How I didn’t cure my insomnia, but it was sort of okay anyway

WWS-InsomniaWhat cannot be a surprise to any recent reader of this blog is that for the last two months I’ve been feeling not-the-best on an emotional level. Not the worst I’ve ever felt. But far from the best. And certainly below what I’d call average. This mood started off as a thing that had an actual form and cause, but since then it’s just become a shapeless grey mass. Every day, I’ll have at least one moment (usually between 11 AM and 3 PM) where I’m like, “Hmm, I think I’m getting better” and then another moment (usually at 9 AM or 5 PM or 11 PM) where I’m like OH NO, I AM NOT BETTER AT ALL*.

Today, though, I found myself thinking about my insomnia.

Probably no one remembers, but I used to blog fairly frequently about insomnia. It would take me hours to fall asleep each night, and as a result I’d either sleep in for hours or feel tired throughout the next day. Now that my insomnia has more or less abated, it’s surprising to remember how much it used to trouble me, but it was actually a major problem that gobbled up days and weeks of my life and drove me to wit’s end.

I tried a lot of things to cure it. I quit drinking coffee. I stopped looking at screens before going to bed.
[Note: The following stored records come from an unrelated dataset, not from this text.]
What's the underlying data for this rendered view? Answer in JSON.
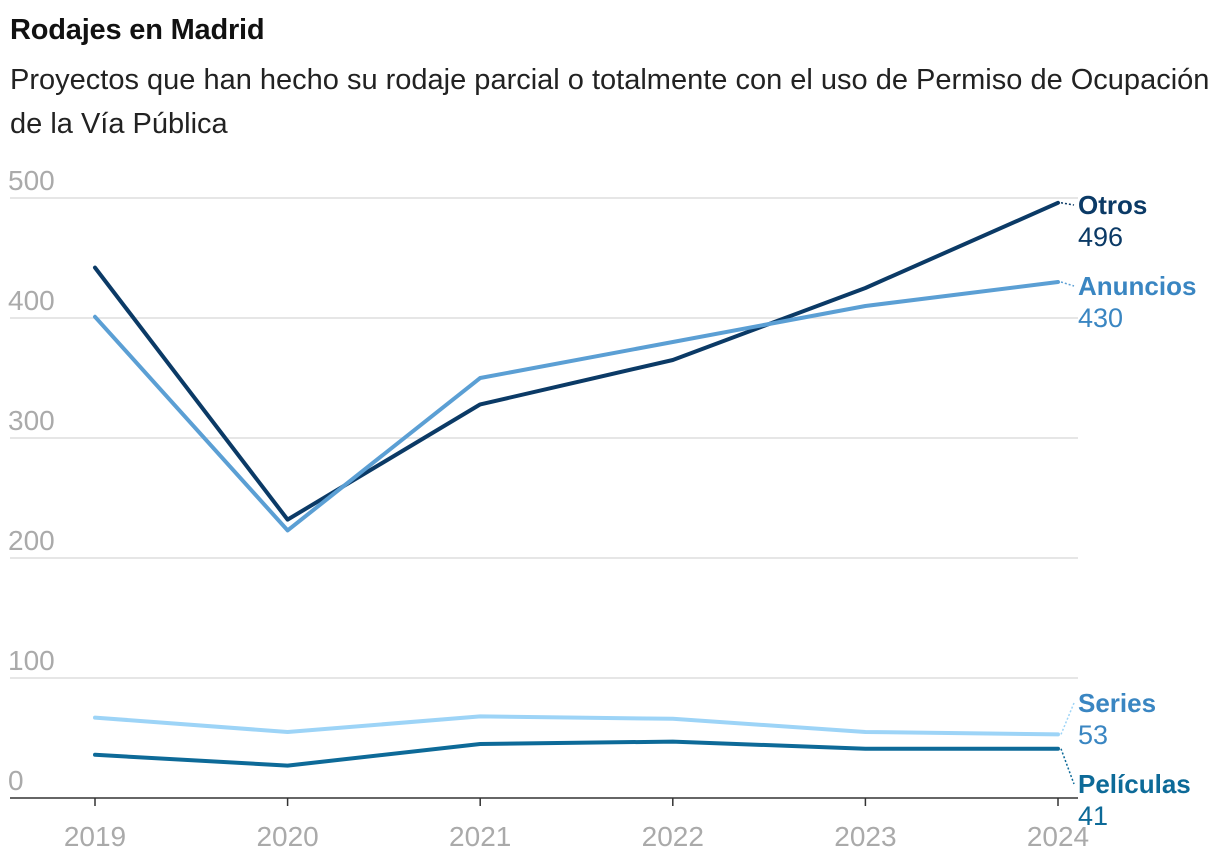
{
  "chart_data": {
    "type": "line",
    "title": "Rodajes en Madrid",
    "subtitle": "Proyectos que han hecho su rodaje parcial o totalmente con el uso de Permiso de Ocupación de la Vía Pública",
    "x": [
      "2019",
      "2020",
      "2021",
      "2022",
      "2023",
      "2024"
    ],
    "y_ticks": [
      "500",
      "400",
      "300",
      "200",
      "100",
      "0"
    ],
    "ylim": [
      0,
      500
    ],
    "grid": true,
    "series": [
      {
        "name": "Otros",
        "end_label": "496",
        "color": "#0b3a66",
        "values": [
          442,
          232,
          328,
          365,
          425,
          496
        ]
      },
      {
        "name": "Anuncios",
        "end_label": "430",
        "color": "#5b9fd4",
        "values": [
          401,
          223,
          350,
          380,
          410,
          430
        ]
      },
      {
        "name": "Series",
        "end_label": "53",
        "color": "#9dd4f7",
        "values": [
          67,
          55,
          68,
          66,
          55,
          53
        ]
      },
      {
        "name": "Películas",
        "end_label": "41",
        "color": "#0d6a98",
        "values": [
          36,
          27,
          45,
          47,
          41,
          41
        ]
      }
    ],
    "label_colors": {
      "Otros": "#0b3a66",
      "Anuncios": "#3a86c2",
      "Series": "#3a86c2",
      "Películas": "#0d6a98"
    }
  }
}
I quit smoking. I started waking up at the same time every morning. I took naps every afternoon. I took melatonin pills. And none of those things ever quite seemed to work. No matter what I did, I still sometimes struggled to fall asleep, and I still struggled to stay alert the next day. But, nevertheless, over time my insomnia stopped looming large in my life and, in fact, stopped feeling like much of a problem at all.

In the end, I realized that it wasn’t any one thing which helped. Waking up at the same time each day (even on weekends) helped a little bit, because my body got tired and then felt wakeful on a regular schedule. And I assume that quitting smoking and not looking at screens helped a bit too. Because of those things, I do believe (though I have no hard data on this) that I’m less likely to spend hours trying to fall asleep.

But just as helpful were the psychological adjustments. For one thing, I just accepted that I’m always going to feel drowsy during the afternoon. Rather than being the enemy, drowsiness is just a fact of life. Before, I used to drink coffee to try to erase the drowsiness, but I’d inevitably drink too much and be unable to sleep at night. Nowadays I just plan on watching TV or reading or writing blog posts or doing some other low-intensity activity during the late afternoon.

I’ve also realized that tiredness is something I can get through. If I’m feeling tired and I have to go somewhere or fulfil some obligation, I know that I can power through and do it. Sometimes I can even do it for a few days in a row. It’s not fun, but I find that if I just start doing whatever I need to do, I find that I eventually get a second wind.

And while I no longer nap every day, they still function as a safety valve. If I’m lying awake at night, I always know that I can make up the sleep debt by taking a nap the next day.

All of these adjustments reduce, in turn, the anxiety surrounding insomnia. Before, when I was lying awake, I’d think, “Oh my god, I’m going to be tired tomorrow. My whole day is going to be shot unless I fall asleep in the next half hour.”

Whereas now I don’t worry about it. I don’t look at my watch or count sheep or force myself to do anything in particular. Instead, I just lie there with my thoughts and let sleep take me when it wants to.

Because of this, I’ve lost the scarcity mindset surrounding sleep and wakefulness. I’ve made the physical changes that a person should make in order to sleep better. And that’s good. But I’ve also adjusted my lifestyle so that, whether I have insomnia or not, I know I’m going to get enough sleep, and I know I’m not going to be left in a desperate or unmanageable position. As a result, insomnia is no longer a disaster.

Not sure what the exact lessons are here regarding feeling-not-the-best, but the parallel is comforting to me.

*My usual warning on mood- or health- or weight-related blog posts applies here, which is that I get irritated when people pop out of the woodwork and give me advice like “exercise more” or “meditate” as if they’re delivering some kind of eleventh commandment that Moses forgot to bring down from the mountain.